Reviewed  bAndrew Vaisius, approximately 260 words. (Pictures below.)


                                
                              

                   

Friday, 7 October 2016

A Look 'Round - a/g REVIEW


Rev. of George Bowering’s That Toddlin’ Town / Baby, don’t ya wanna go?

                                                     by Joseph LaBine

     There is a baseball on the cover of George Bowering’s latest chapbook from above / ground press. The baseball is a new Chicago poem in six numbered parts. This little chap is delightful. It complements Bowering’s classic Baseball (1967), nearly fifty years after the fact, “The white sphere / turns, rolls / in dark space” still.

     The new poem, “That Toddlin’ Town / Baby, don’t ya wanna go,” is ‘set’ during May 4–9, 2016, at “Miller’s Pub”; the “Art Institute”; a bathroom in the “Palmer House” Hilton; then, down on “Wabash,” and to a game at “Wrigley,” before finally departing from “O’Hare.” All of these places are key sites in Chicago but they also form a ball’s trajectory, a parabolic sequence, or a long weekend stay. The poem is a trip down to Chicago but Bowering’s poetry emphasizes looking rather than anecdote. (Batters have to have a ‘good eye’.)

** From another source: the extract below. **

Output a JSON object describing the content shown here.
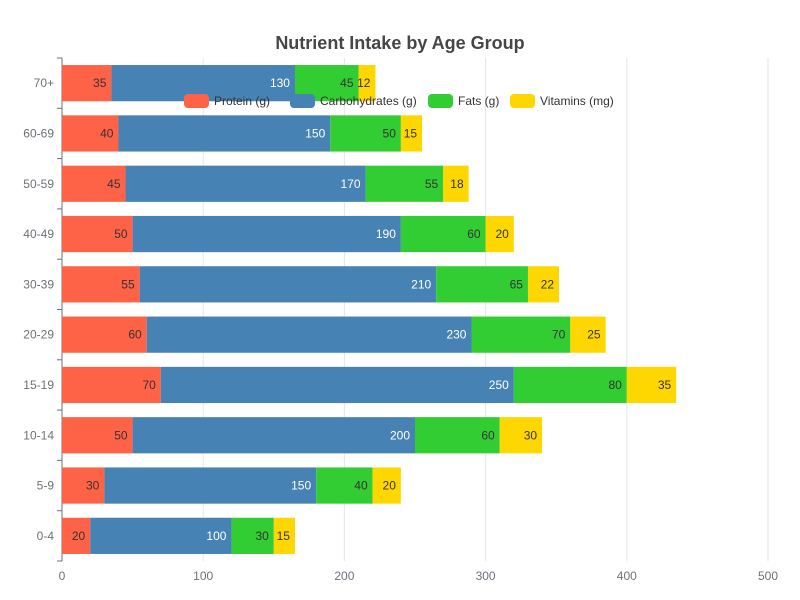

      Approached in this way, the language of “That Toddlin’ Town” seems less effervescent than its predecessor Baseball. It’s more perceptive, focused on closer observations, and bleak ones. Number “5.” begins with Bryce Harper in the ballpark before dropping down for closer introspection, line by line:

                        in a home run
                        park saturated
                        with fried onion smell.
   
                        His shoes
                        were pink for
                        mother’s day
                        against cancer,

                        not the Cubs.

 “That Toddlin’ Town” is also funny and playful, sharing in the humour of Bowering’s original ode to the game, but this time with a wondrous dose of crankiness:

                        What did they
intend in
naming the toilet
paper “Envision”?

We are all looking. This is the unifying theme. Bowering simply connects the act of looking with the imagination. The result is the crack of clean contact between the ball and—

                        Unless it or
                        the sky is
moving it can’t be
a skyscraper.

    Strong stanzas encouraging us to wonder, like this one, are tempered by commentary about “cheerless texters” trapped on Smartphones: “Most people / though are looking / downward at info / they might want.”

     Six small, three-stanza sections, six iconic locations, six days, all looking, making snark-comments, all implicitly dedicated to the start of baseball season, and it is a pleasure to read “That Toddlin’ Town” as a single poem at the end of baseball season.